While it’s “assumed,” you should also specifically untag VLAN 1 to mlagbond1 and untag VLAN 97 to the peer. If nothing else, you know for sure you’ve configured the VLANs to be where you want them.

/interface bridge vlan
add bridge=bridge tagged=sfp28-4 untagged=mlagbond1 vlan-ids=1
add bridge=bridge untagged=sfp28-4 vlan-ids=97

I’ve never had good luck based on assumptions. I have three working MLAG stacks and this is the only thing missing compared to your config.

After setting the lacp-rate to slow, everything works fine.

I tried this with several other devices, fast (1s) would never work, it has to be slow (30s).

The documentation doesn’t mention this, unfortunately. Would be great if Mikrotik could comment on this (not holding my breath, though! :smiley: )

Hi @sirbryan, I was in such a hot mess yesterday, I didn’t even properly read your message before just letting everyone know that it now works for me.

I have three working MLAG stacks

I wonder, which devices do you use and have you managed to get a fast LACP rate? I frankly haven’t set the untagged interfaces specifically - yet - but how likely is that to be the reason for not achieving the higher rate?

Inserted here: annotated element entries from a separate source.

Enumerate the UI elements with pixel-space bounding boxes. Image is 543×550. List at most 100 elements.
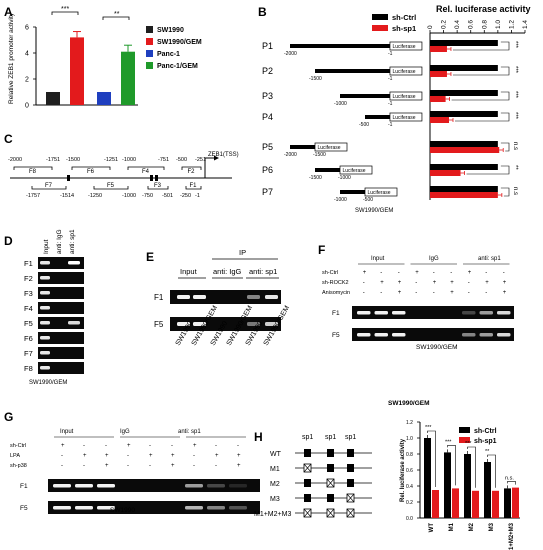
a-bar-3 bbox=[121, 51, 135, 105]
f-sign: - bbox=[503, 270, 505, 276]
b-xtick-label: 0 bbox=[427, 25, 434, 29]
site-box-2 bbox=[155, 175, 158, 181]
b-luciferase-label: Luciferase bbox=[392, 94, 415, 100]
b-luciferase-label: Luciferase bbox=[368, 190, 391, 196]
d-col-label: anti: IgG bbox=[56, 229, 63, 254]
h-bar-sh-ctrl bbox=[484, 462, 491, 518]
e-band bbox=[177, 295, 190, 299]
h-wt-site bbox=[327, 494, 334, 502]
f-sign: - bbox=[433, 290, 435, 296]
f-sign: - bbox=[468, 290, 470, 296]
panel-h-label: H bbox=[254, 430, 263, 444]
h-bar-sh-ctrl bbox=[444, 452, 451, 518]
g-sign: + bbox=[127, 443, 131, 449]
b-bar-sh-sp1 bbox=[430, 46, 447, 52]
g-sign: - bbox=[149, 463, 151, 469]
g-sign: - bbox=[127, 463, 129, 469]
b-promoter-segment bbox=[340, 190, 365, 194]
panel-a-sig-2: ** bbox=[114, 11, 120, 18]
b-sig-bracket bbox=[466, 165, 510, 175]
d-band-input bbox=[40, 261, 50, 265]
b-row-end: -500 bbox=[363, 197, 373, 203]
b-row-name: P7 bbox=[262, 187, 273, 197]
c-top-frag: F4 bbox=[142, 169, 150, 175]
d-gel-strip bbox=[38, 287, 84, 299]
panel-e-group-sp1: anti: sp1 bbox=[249, 267, 277, 276]
b-row-name: P1 bbox=[262, 41, 273, 51]
panel-a-bracket-2 bbox=[102, 16, 130, 20]
b-xtick-label: 1.4 bbox=[522, 20, 529, 29]
h-wt-site bbox=[327, 464, 334, 472]
f-band bbox=[374, 333, 388, 337]
c-bottom-start: -1757 bbox=[26, 193, 40, 199]
c-bottom-start: -1250 bbox=[88, 193, 102, 199]
g-row-label: F1 bbox=[20, 483, 28, 490]
b-sig-bracket bbox=[452, 66, 510, 76]
b-xtick-label: 0.4 bbox=[454, 20, 461, 29]
panel-f-gel: Input IgG anti: sp1 sh-Ctrl + - - + - - + - - sh-ROCK… bbox=[322, 256, 514, 341]
f-sign: - bbox=[415, 280, 417, 286]
h-legend-label-sh-ctrl: sh-Ctrl bbox=[474, 428, 497, 435]
h-bar-sh-sp1 bbox=[432, 490, 439, 518]
h-xtick-label: M1 bbox=[449, 522, 455, 531]
b-promoter-segment bbox=[365, 115, 390, 119]
h-sig: ** bbox=[485, 449, 490, 455]
a-bar-0 bbox=[46, 92, 60, 105]
c-bottom-end: -501 bbox=[162, 193, 173, 199]
h-sig: *** bbox=[465, 441, 472, 447]
f-band bbox=[479, 311, 493, 315]
h-ytick-label: 0.0 bbox=[406, 516, 413, 522]
panel-f: F Input IgG anti: sp1 sh-Ctrl + - - + - - + - - sh-RO… bbox=[318, 243, 514, 351]
legend-label-sw1990: SW1990 bbox=[157, 27, 184, 34]
d-row-label: F8 bbox=[24, 364, 33, 373]
b-row-start: -1500 bbox=[309, 175, 322, 181]
e-band bbox=[193, 295, 206, 299]
g-sign: + bbox=[105, 463, 109, 469]
legend-label-panc1-gem: Panc-1/GEM bbox=[157, 63, 198, 70]
h-wt-site bbox=[304, 494, 311, 502]
b-row-name: P6 bbox=[262, 165, 273, 175]
c-top-frag: F8 bbox=[29, 169, 37, 175]
f-sign: + bbox=[398, 280, 402, 286]
h-mutant-cross bbox=[326, 478, 335, 488]
b-bar-sh-ctrl bbox=[430, 164, 498, 170]
b-luciferase-box bbox=[314, 142, 348, 152]
d-row-label: F1 bbox=[24, 259, 33, 268]
b-sig: n.s bbox=[512, 187, 518, 195]
h-mutant-cross bbox=[346, 493, 355, 503]
panel-h-bars: *** WT *** M1 *** M2 ** M3 n.s. M1+M2+M3 bbox=[424, 425, 519, 550]
legend-label-panc1: Panc-1 bbox=[157, 51, 180, 58]
c-bottom-end: -1000 bbox=[122, 193, 136, 199]
b-bar-sh-ctrl bbox=[430, 186, 498, 192]
d-band-sp1 bbox=[68, 321, 80, 325]
c-bottom-bracket bbox=[185, 186, 202, 190]
b-luciferase-label: Luciferase bbox=[392, 115, 415, 121]
b-luciferase-box bbox=[389, 91, 423, 101]
d-gel-strip bbox=[38, 302, 84, 314]
h-wt-site bbox=[347, 479, 354, 487]
c-bottom-bracket bbox=[147, 186, 169, 190]
c-top-end: -751 bbox=[158, 157, 169, 163]
c-bottom-bracket bbox=[93, 186, 129, 190]
a-ytick-label: 2 bbox=[25, 77, 29, 84]
b-luciferase-box bbox=[364, 187, 398, 197]
h-legend-swatch-sh-sp1 bbox=[459, 437, 470, 443]
b-luciferase-box bbox=[389, 112, 423, 122]
h-ytick-label: 0.6 bbox=[406, 468, 413, 474]
f-cond-label: Anisomycin bbox=[322, 290, 350, 296]
d-gel-strip bbox=[38, 272, 84, 284]
h-xtick-label: M3 bbox=[489, 522, 495, 531]
c-bottom-end: -1514 bbox=[60, 193, 74, 199]
b-bar-sh-sp1 bbox=[430, 71, 447, 77]
b-xtick-label: 0.8 bbox=[481, 20, 488, 29]
e-band bbox=[193, 322, 206, 326]
c-bottom-frag: F1 bbox=[190, 183, 198, 189]
panel-d-columns: Input anti: IgG anti: sp1 bbox=[43, 229, 76, 254]
f-sign: + bbox=[468, 270, 472, 276]
g-gel-strip bbox=[48, 501, 260, 514]
panel-f-label: F bbox=[318, 243, 325, 257]
site-box-1 bbox=[150, 175, 153, 181]
legend-swatch-sh-sp1 bbox=[372, 25, 388, 31]
g-sign: - bbox=[215, 463, 217, 469]
f-sign: - bbox=[363, 290, 365, 296]
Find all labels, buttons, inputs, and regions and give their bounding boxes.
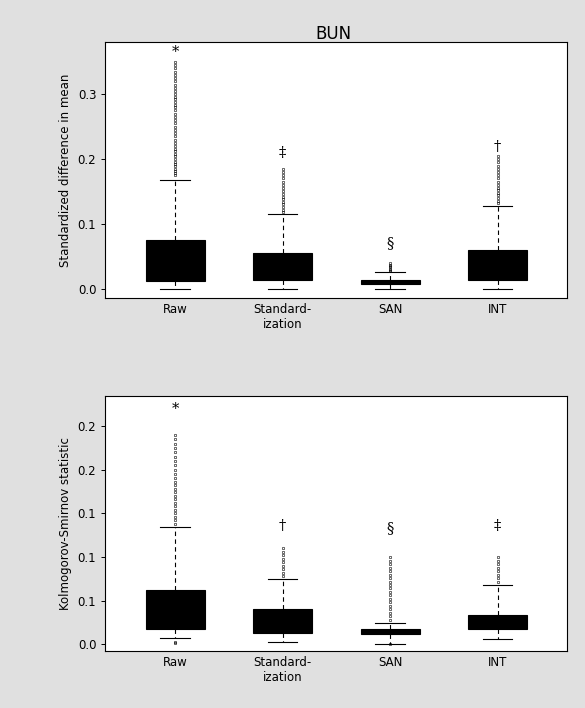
PathPatch shape <box>468 250 527 280</box>
Y-axis label: Standardized difference in mean: Standardized difference in mean <box>59 74 72 267</box>
Text: *: * <box>171 45 179 59</box>
Text: BUN: BUN <box>315 25 352 42</box>
PathPatch shape <box>146 240 205 281</box>
Y-axis label: Kolmogorov-Smirnov statistic: Kolmogorov-Smirnov statistic <box>59 437 72 610</box>
Text: *: * <box>171 401 179 416</box>
Text: †: † <box>279 519 286 532</box>
Text: ‡: ‡ <box>494 519 501 532</box>
Text: §: § <box>387 521 394 535</box>
PathPatch shape <box>253 253 312 280</box>
Text: ‡: ‡ <box>279 147 286 160</box>
PathPatch shape <box>253 610 312 633</box>
PathPatch shape <box>360 280 419 284</box>
Text: §: § <box>387 236 394 250</box>
PathPatch shape <box>146 590 205 629</box>
PathPatch shape <box>360 629 419 634</box>
PathPatch shape <box>468 615 527 629</box>
Text: †: † <box>494 140 501 154</box>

One stack is a CRS354-48P-4S+2Q+ and a CRS312-4C+8XG, which runs my desk/lab setup. It’s connected to a pair of CRS317’s in my local “data center” (network core). There’s a second pair of CRS317’s at a remote data center, where my ISP uplinks are located.

All three of them are set for 802.3ad, link-monitoring set to mii, tx hash policy is L3+4, LACP rate 1s, MII Interval 100ms. Min links 0, up/down delays 0ms, and MLAG ID’s set appropriately.

The lab is running 7.16, and the CRS317’s are running 7.16.1.